Abstract
Liisa Lähteenmäki
Dep. Of Sociology
University of Turku
Temporary agency work and the making-up of a new worker
The main interest of my study is the way the labour market actors’ discursive strategies and disciplining technologies are shaping and moulding the identities of the workers. The research is two-fold: Firstly it looks at the technologies and discourses of power: the law, the politics and the actors in the processes of defining the rules of the labour market. Secondly it grapples these changes as a process of moral regulation. In my presentation I’ll explore the concept of moral regulation and its usefulness in theorizing about the growth of the temporary agency work and its consequences for the workers. Temporary agency work offers both challenges and possibilities to employees and employers alike. From the employee’s point of view, temporary agency work demands engagement without promises to reciprocity. This in turn requires a certain attitude and ethos from the workers, which is often both made clear and concealed by the temporary work agencies.
Corrigan and Sayer define the moral regulation in their historical sociology of English State formation (1985, 4) as follows: “[Moral regulation is]…a project of normalizing, rendering natural, taken for granted, in a word obvious, what are in fact ontological and epistemological premises of a particular and historical form of social order”.

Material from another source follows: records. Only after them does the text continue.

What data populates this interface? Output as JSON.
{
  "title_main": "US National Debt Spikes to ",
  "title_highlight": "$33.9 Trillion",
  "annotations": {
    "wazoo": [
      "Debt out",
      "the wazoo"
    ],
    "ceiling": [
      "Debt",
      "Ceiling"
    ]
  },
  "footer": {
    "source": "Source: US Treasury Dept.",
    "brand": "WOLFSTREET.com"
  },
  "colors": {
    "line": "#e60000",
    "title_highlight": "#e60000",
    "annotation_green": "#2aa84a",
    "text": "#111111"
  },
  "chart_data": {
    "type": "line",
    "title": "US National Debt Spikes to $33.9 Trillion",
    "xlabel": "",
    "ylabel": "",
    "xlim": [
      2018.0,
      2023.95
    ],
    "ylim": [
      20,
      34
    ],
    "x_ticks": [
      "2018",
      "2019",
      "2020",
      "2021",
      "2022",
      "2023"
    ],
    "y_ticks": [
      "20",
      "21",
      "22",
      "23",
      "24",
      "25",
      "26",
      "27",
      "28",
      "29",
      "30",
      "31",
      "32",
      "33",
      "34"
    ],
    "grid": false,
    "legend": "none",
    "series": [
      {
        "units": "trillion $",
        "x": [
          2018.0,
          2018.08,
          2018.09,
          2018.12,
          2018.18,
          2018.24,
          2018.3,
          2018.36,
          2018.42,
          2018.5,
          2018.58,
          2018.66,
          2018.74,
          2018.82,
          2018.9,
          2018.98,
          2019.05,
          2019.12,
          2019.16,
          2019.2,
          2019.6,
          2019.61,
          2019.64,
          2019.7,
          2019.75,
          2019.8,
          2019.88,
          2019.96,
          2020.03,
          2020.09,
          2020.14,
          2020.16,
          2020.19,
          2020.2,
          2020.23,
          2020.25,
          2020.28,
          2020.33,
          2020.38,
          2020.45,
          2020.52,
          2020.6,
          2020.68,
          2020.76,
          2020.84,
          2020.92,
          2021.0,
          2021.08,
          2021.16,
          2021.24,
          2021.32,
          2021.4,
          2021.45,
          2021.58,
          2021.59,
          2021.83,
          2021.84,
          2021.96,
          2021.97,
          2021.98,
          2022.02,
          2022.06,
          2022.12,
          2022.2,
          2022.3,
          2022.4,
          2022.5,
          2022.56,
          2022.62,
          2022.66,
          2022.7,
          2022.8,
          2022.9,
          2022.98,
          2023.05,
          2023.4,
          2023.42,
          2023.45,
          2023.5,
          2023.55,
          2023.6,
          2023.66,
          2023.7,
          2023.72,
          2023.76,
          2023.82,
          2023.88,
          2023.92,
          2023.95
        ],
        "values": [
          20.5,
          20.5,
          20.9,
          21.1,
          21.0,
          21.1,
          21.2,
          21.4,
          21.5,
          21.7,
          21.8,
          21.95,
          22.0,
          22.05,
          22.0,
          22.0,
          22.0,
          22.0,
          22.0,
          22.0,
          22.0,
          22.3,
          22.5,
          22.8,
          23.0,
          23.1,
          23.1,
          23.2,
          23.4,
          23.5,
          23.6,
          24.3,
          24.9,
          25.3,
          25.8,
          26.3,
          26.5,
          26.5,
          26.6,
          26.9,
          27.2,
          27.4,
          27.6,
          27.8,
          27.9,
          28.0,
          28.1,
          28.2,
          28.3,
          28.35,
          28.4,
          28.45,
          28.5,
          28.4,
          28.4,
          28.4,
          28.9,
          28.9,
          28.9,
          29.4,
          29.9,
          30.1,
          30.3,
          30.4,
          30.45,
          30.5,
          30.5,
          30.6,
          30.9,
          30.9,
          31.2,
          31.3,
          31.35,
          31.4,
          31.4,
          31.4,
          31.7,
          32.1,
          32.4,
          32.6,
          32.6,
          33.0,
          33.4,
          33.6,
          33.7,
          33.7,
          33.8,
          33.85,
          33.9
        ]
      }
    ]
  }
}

The paper presents and problematizes the ways in which moral regulation has been used in different studies, including ones that explore the working life. I am especially interested in how moral regulation is identified and used in distinct studies and how these ways might be useful in my own research. I try to assess the explanatory power of moral regulation while trying to understand and interpret the qualifications and spirit desired by the temporary work agencies. Also I am pondering whether the concept needs some theoretical back-up from other theories.